Rebranding an icon

If you’re going to rebrand it should be for a good reason – a change in business offering, or when combining separate business or brand entities. A rebrand is serious business, because effectively you’re changing what you stand for in the marketplace – so it should only be considered if your core business itself has changed. 

NZ Post’s rebrand is a perfect example of purpose-led design, communicating a shift in their business offering. They had been facing a complete disruption to their core business, and with it – customer confusion around their courier and postal services. They needed to consider repositioning and rebranding to house Courier Post, Pace and Rural Post under the one roof and brand architecture. So it just made good business sense for NZ Post to rebrand.

 
To rebrand or not to rebrand

But let’s be clear, a rebrand should never be considered because you, your team or a member of your board is sick of your brand colours, typeface or logo. In fact, if you are seeing your brand colours everywhere – that’s a great thing. It means you are consistently building brand awareness. 

Famously, Veuve Clicquot engaged with a leading brand strategist to rebrand their popular champagne, because they were sick of the colour yellow. The answer they got – a flat no! It was suggested they change the branded screen savers if they were sick of the colour scheme, rather than throw away one of the most recognisable brand colours on the liquor shelf. Good thinking.

A brand refresh

Brands and their customers do evolve over time, however, and it’s important your brand reflects this change. Different to a rebrand, a brand refresh allows you to keep the important visual cues for your brand, whilst improving brand visibility to meet the needs of the market. 

 
Visual cues

We take in and store information visually before we commit any time into reading information. Visual cues are all the things that surround your brand, helping customers identify it’s you. So that’s your colours, fonts, image style, icons and graphic devices , which all come together to help your brand become ‘sticky’ in the client/customer mind. 

More than a logo, your visual cues make up your brand ‘voice’, so it’s crucial that all elements are carefully developed, because that’s how customers will identify you. Looking at the NZ Post example, they’ve landed somewhere between a rebrand and a refresh.
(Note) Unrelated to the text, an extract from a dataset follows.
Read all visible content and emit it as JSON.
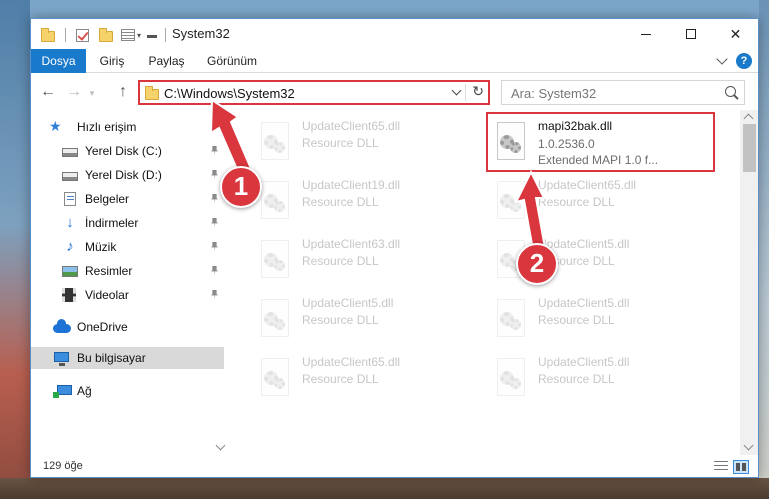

A new logo design was created, whilst keeping some of the visual cues of the old brand, so as not to loose brand equity in the transition. 

Let’s break it down further…

Colour
The new NZ Post logo uses a navy blue as its main colour, alongside a dash of their classic postal red. Interestingly, the colour red is used by many competitors in the courier service space. NZ Post’s choice to use blue as its primary colour helps it to stand out in the crowd, especially as the world moves away from the traditional letter and leans more heavily towards online courier deliveries.

Logo
The redesign of the logo echoes the colour change – gone is the single envelope, replaced by a ‘P’. The new design, with simplified typeface, has purpose – it represents a van delivering post (be it a letter or a parcel).

Font

The shift to a sans-serif logotype is a nod to a more contemporary look for the brand – moving away from italics, with the ‘Post’ of NZ Post now bolded. This allows for the name to appear as one word, which is shorter and more dynamic. The new font choice is easy to read and distinguishable from competitors, which is key to any successful branding.

Name
New Zealand Post has shortened its title to NZ Post, which reiterates the fact their business is being simplified into the one place to go for all postal queries.

This is a great example of how to rebrand a logo whilst keeping a link with the old brand’s heritage, in this case with the use of the familiar and identifiable postal red. We can see this is a rebrand backed by strategy. 

It’s good to remember that if there isn’t a strategic reason for a rebrand then maybe your budget is best spent elsewhere. In most cases a rebrand is unwarranted. A brand refresh is a less glamorous option, but often the better choice, so that you can retain the strength and awareness of your brand. And of course, at the end of the day, connect consistently and effectively with your customer.